2001 film by Ayumu Watanabe

Good Luck! Gian!! (がんばれ! ジャイアン!!, Ganbare! Gian!!) is a 2001 Japanese animated science fiction comedy-drama short film.

It premiered in Japan on March 10, 2001 on a triple feature with Doraemon: Nobita and the Winged Braves and Dorami & Doraemons: Space Land's Critical Event!.

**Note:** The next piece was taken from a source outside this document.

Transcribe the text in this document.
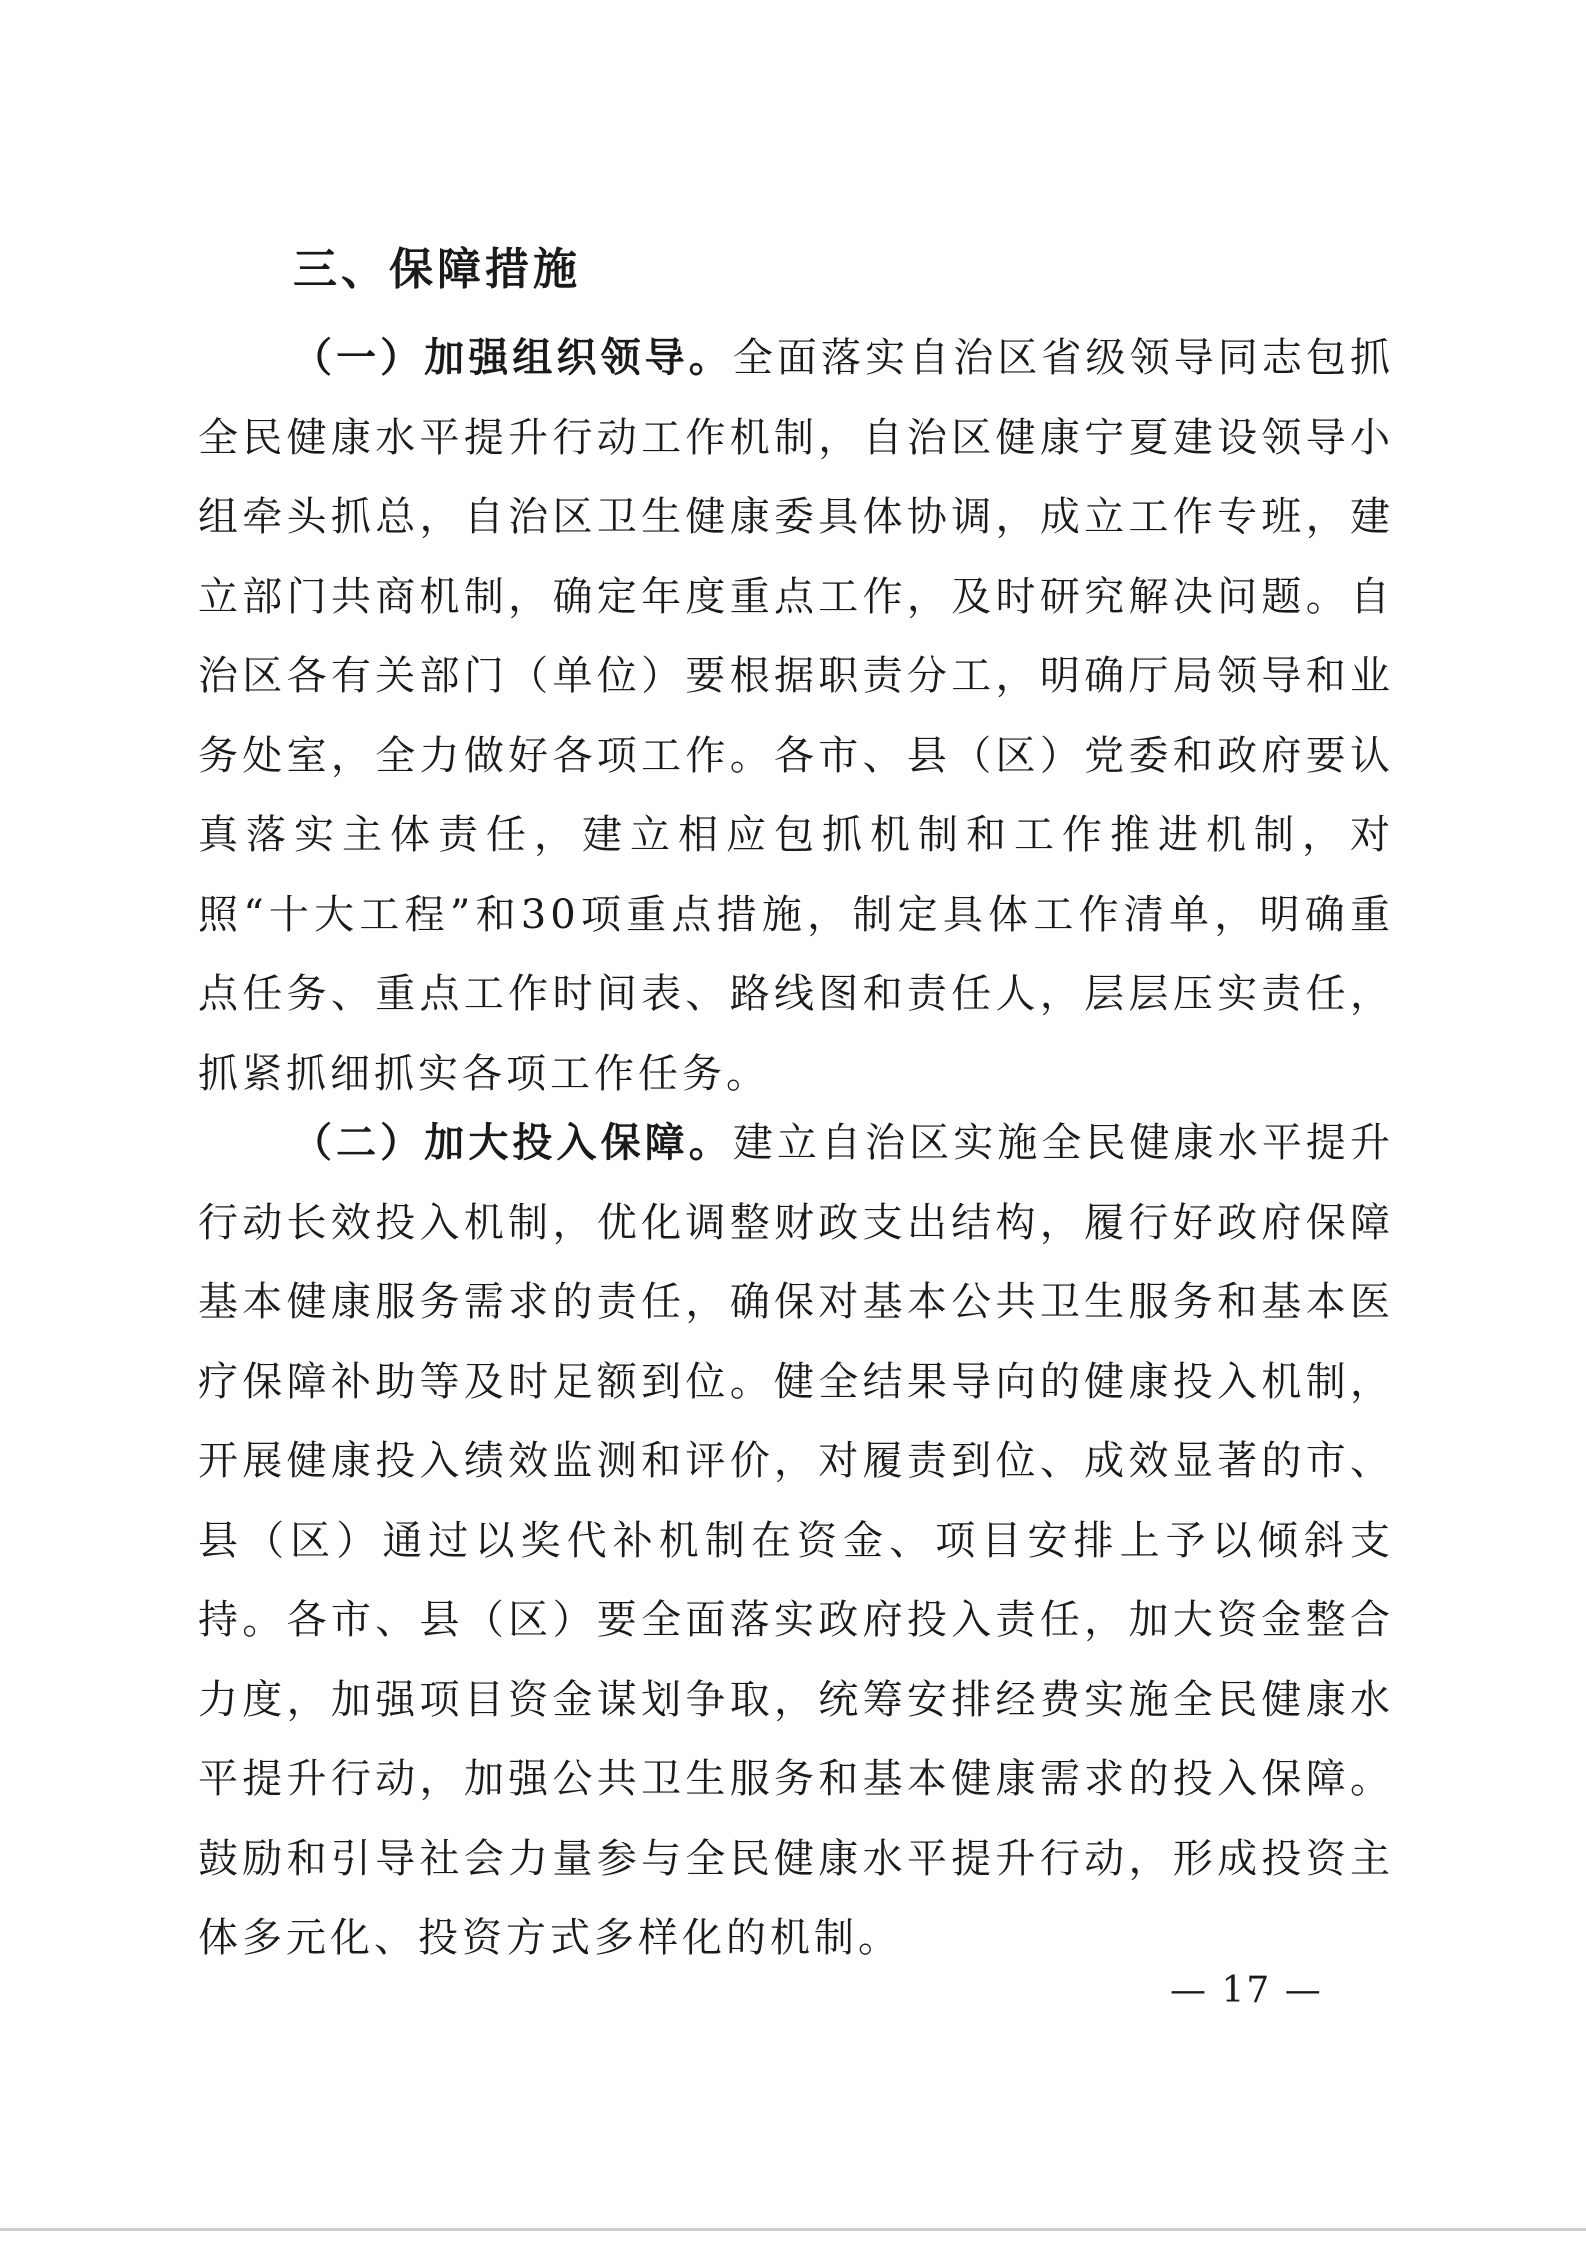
三、保障措施

（一）加强组织领导。全面落实自治区省级领导同志包抓全民健康水平提升行动工作机制，自治区健康宁夏建设领导小组牵头抓总，自治区卫生健康委具体协调，成立工作专班，建立部门共商机制，确定年度重点工作，及时研究解决问题。自治区各有关部门（单位）要根据职责分工，明确厅局领导和业务处室，全力做好各项工作。各市、县（区）党委和政府要认真落实主体责任，建立相应包抓机制和工作推进机制，对照“十大工程”和30项重点措施，制定具体工作清单，明确重点任务、重点工作时间表、路线图和责任人，层层压实责任，抓紧抓细抓实各项工作任务。

（二）加大投入保障。建立自治区实施全民健康水平提升行动长效投入机制，优化调整财政支出结构，履行好政府保障基本健康服务需求的责任，确保对基本公共卫生服务和基本医疗保障补助等及时足额到位。健全结果导向的健康投入机制，开展健康投入绩效监测和评价，对履责到位、成效显著的市、县（区）通过以奖代补机制在资金、项目安排上予以倾斜支持。各市、县（区）要全面落实政府投入责任，加大资金整合力度，加强项目资金谋划争取，统筹安排经费实施全民健康水平提升行动，加强公共卫生服务和基本健康需求的投入保障。鼓励和引导社会力量参与全民健康水平提升行动，形成投资主体多元化、投资方式多样化的机制。

— 17 —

It is largely an expanded version of the 1989 chapter "Don't Cry, Jaiko" and the 1990 chapter "Jaiko's New Comic".

==Cast==

| Character | Japanese voice actor |
|---|---|
| Takeshi "Gian" Gōda | Kazuya Tatekabe |
| Jaiko Gōda | Kazuyo Aoki |
| Doraemon | Nobuyo Ōyama |
| Nobita Nobi | Noriko Ohara |
| Shizuka Minamoto | Michiko Nomura |
| Suneo Honekawa | Kaneta Kimotsuki |
| Moteo Mote | Nozomu Sasaki |
| Tamako Nobi | Sachiko Chijimatsu |
| Nobisuke Nobi | Yōsuke Naka |
| Mrs. Gōda | Kazuyo Aoki |
| Moteo's mother | Chiyoko Kawashima |
| "What Are You Looking For" Gadget | Rikako Aikawa |
| Hayashiya Sanpei I | Hayashiya Sanpei II |

==Soundtrack==
===Theme song===
- "Don't Say Goodbye" (さよならとは言わないで)
Lyrics: DA CAPO / Composition: DA CAPO / Arrangement: Seiichi Kyoda / Vocals: DA CAPO

==Release==
The short film was released theatrically in Japan on March 10, 2001 on a triple feature with Doraemon: Nobita and the Winged Braves and Dorami & Doraemons: Space Land's Critical Event!.

===Streaming===
In 2024, for the occasion of the 90th anniversary of Fujiko F. Fujio, Good Luck! Gian!! alongside numerous animated short films of Doraemon, Perman, Esper Mami, and Chimpui were made available to stream on Prime Video in Japan as the "Fujiko F. Fujio's 90th Anniversary Film Masterpiece Selection".